Depuis qu'il existe (bientôt un siècle) le PCF a toujours tenu les travailleurs à distance du pouvoir. Les dirigeants, les cadres et les militants ont accepté ce point essentiel : aucun pays d'Europe de l'ouest aucun pays capitaliste avancé ne doit aller vers le socialisme. Ce serait une "aventure".

Lors des moments les plus "chauds" (36, 45, 68), le PCF a profité de la peur panique de la bourgeoisie, qui savait, elle, qu'elle risquait son pouvoir,  pour obtenir (avec le mouvement syndical), des conquêtes sociales, certes bonnes à prendre, conquêtes sociales qui sont précisément ce que Sarkozy, Hollande et peut-être bientôt Fillon veulent détruire de fond en comble sans en laisser subsister la moindre trace.

Aucun parti issu du "Komintern" n'a jamais fait aucune révolution. Mao n'a pas suivi les directives du Komintern. Castro n'en connaissait même pas l'existence...

Ce que je veux dire (mais il faudrait un livre entier pour l'expliquer) c'est qu'au delà des contenus, c'est la méthode de pensée qui est déformée, et il a fallu qu'il en soit ainsi pour que les militants acceptent de telles échecs sans barguigner et sans douter de leurs dirigeants. Une méthode essentiellement statique, mécaniste, passive, basée sur des mensonges. Le contraire du léninisme. Rien des acquis de la pensée marxiste et léniniste n'a été correctement compris et transmis.
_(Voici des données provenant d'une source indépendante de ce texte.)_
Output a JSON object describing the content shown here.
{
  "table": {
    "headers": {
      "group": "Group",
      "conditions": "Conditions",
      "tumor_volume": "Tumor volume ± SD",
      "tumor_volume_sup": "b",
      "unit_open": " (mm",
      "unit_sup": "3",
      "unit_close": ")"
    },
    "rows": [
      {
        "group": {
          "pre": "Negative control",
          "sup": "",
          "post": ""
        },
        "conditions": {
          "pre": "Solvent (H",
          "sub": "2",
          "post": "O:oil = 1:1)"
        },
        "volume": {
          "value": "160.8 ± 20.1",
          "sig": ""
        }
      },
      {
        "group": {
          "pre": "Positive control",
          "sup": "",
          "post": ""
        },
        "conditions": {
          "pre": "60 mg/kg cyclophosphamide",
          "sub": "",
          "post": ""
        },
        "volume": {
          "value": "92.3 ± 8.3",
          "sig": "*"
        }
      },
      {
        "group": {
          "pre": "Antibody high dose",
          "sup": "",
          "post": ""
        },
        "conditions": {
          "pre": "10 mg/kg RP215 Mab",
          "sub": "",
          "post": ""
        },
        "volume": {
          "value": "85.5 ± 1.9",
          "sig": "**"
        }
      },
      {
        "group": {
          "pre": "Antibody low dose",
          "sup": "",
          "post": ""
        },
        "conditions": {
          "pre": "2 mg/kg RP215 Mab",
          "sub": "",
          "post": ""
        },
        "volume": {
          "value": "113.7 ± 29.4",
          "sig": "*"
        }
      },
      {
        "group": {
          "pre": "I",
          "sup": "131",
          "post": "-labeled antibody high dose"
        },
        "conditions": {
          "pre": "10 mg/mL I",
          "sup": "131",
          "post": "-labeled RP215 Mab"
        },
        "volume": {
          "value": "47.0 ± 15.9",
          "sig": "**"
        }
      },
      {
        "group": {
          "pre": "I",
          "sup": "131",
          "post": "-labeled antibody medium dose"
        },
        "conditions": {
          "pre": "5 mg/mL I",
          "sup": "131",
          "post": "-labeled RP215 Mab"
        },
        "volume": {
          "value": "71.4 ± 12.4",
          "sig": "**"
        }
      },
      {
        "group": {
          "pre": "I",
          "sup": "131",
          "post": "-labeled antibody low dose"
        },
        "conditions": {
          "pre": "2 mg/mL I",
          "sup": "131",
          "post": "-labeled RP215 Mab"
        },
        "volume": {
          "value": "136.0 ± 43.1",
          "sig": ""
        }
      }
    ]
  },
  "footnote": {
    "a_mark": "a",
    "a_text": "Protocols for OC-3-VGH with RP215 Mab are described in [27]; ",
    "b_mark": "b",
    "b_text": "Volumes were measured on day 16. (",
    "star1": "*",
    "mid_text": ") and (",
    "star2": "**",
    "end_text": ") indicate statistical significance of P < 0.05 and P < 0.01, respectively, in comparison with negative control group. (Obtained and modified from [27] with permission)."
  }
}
Le PCF est aujourd'hui un parti complètement désarmé sur le plan théorique, et les petits groupes qui s'en sont détachés (le PRCF, le groupe Revolution, etc) et qui sont en recherche d'analyses et de bases théoriques sont à peine mieux outillés.

Je me souviens avec émotion d'avoir entendu, lors d'une assemblée générale de la fédération des bouches du rhône (où j'étais invité comme suppléant d'une candidate communiste aux législatives) un militant ouvrier d'une cinquantaine d'année se lever, protester contre l'absence de tout principe et réclamer le retour à "la dictature du prolétariat", etc. Dans l'indifférence générale, naturellement. Ce militants ne savait, de la "dictature du prolétariat" que la caricature de l'autocratie stalinienne.

Je crois qu'on peut, en simplifiant énormément, distinguer au PCF trois catégories. 1) des élus qui n'ont aucune idée politique sinon la volonté d'aller à la mangeoire. 2) des militants jeunes ou vieux politiquement désarmés, furieux, agressifs, ballotés par des sentiments contraires. 3) des militants, des élus, des cadres n'ayant pas plus de vraie formation politique (voire moins) mais ayant un instinct et un bon sens qui les poussent vers le mouvement Mélenchon, comme présentant l'espoir d'un renouveau.

La première catégorie s'appuie sur la seconde, et elle espère vaguement obtenir ce qu'elle souhaite (des places) grace à un accord avec le PS (accord qui, évidemment, ne se fera que s'il y a quelque chose à gagner pour le PS). Cette coalition a déjà gagné contre la troisième, et les deux motions qui sont proposées aux militants portent sa marque.

Il ne peut y avoir de collaboration avec la France Insoumise que sur la base d'un engagement ferme et loyal.

L'une des motions propose de soutenir la candidature de JLM mais demande un traitement particulier pour les legislatives, et ajoute que peut-être, au mois de janvier, le PCF soutiendra finalement un autre candidat. La seconde motion prévoit une candidature communiste (sans doute Chassaigne).

Dans les deux cas, il ne peut pas y avoir de combat commun. La FI ne va pas ouvrir sa porte électorale à des gens qui disent : "On soutient JLM aujourd'hui, et pour janvier, c'est selon" !

Le succès de la motion "pour JLM" serait positif en ceci qu'il suggérerait une dynamique, et une victoire des militants honnêtes du PCF. Mais la coalition réactionnaire disposera de quantités de moyens pour faire échouer la communauté de lutte.

C'est pourquoi, pour ma part, je ne sais que souhaiter. Heureusement, ça n'a aucune importance, puisque je ne vote pas à cette consultation. Je forme des voeux pour que mes amis, qui sont plusieurs dans la fédération des Bouches-du-Rhône, trouvent le moyen de sortir de ce piège, comme l'ont déjà fait des centaines de militants, cadres, élus et responsables du PCF.

Finalement, la bonne nouvelle, ce sera celà : quelque soit le résultat de la consultation, de nouveaux militants sains et honnêtes quitteront le PCF et nous rejoindront.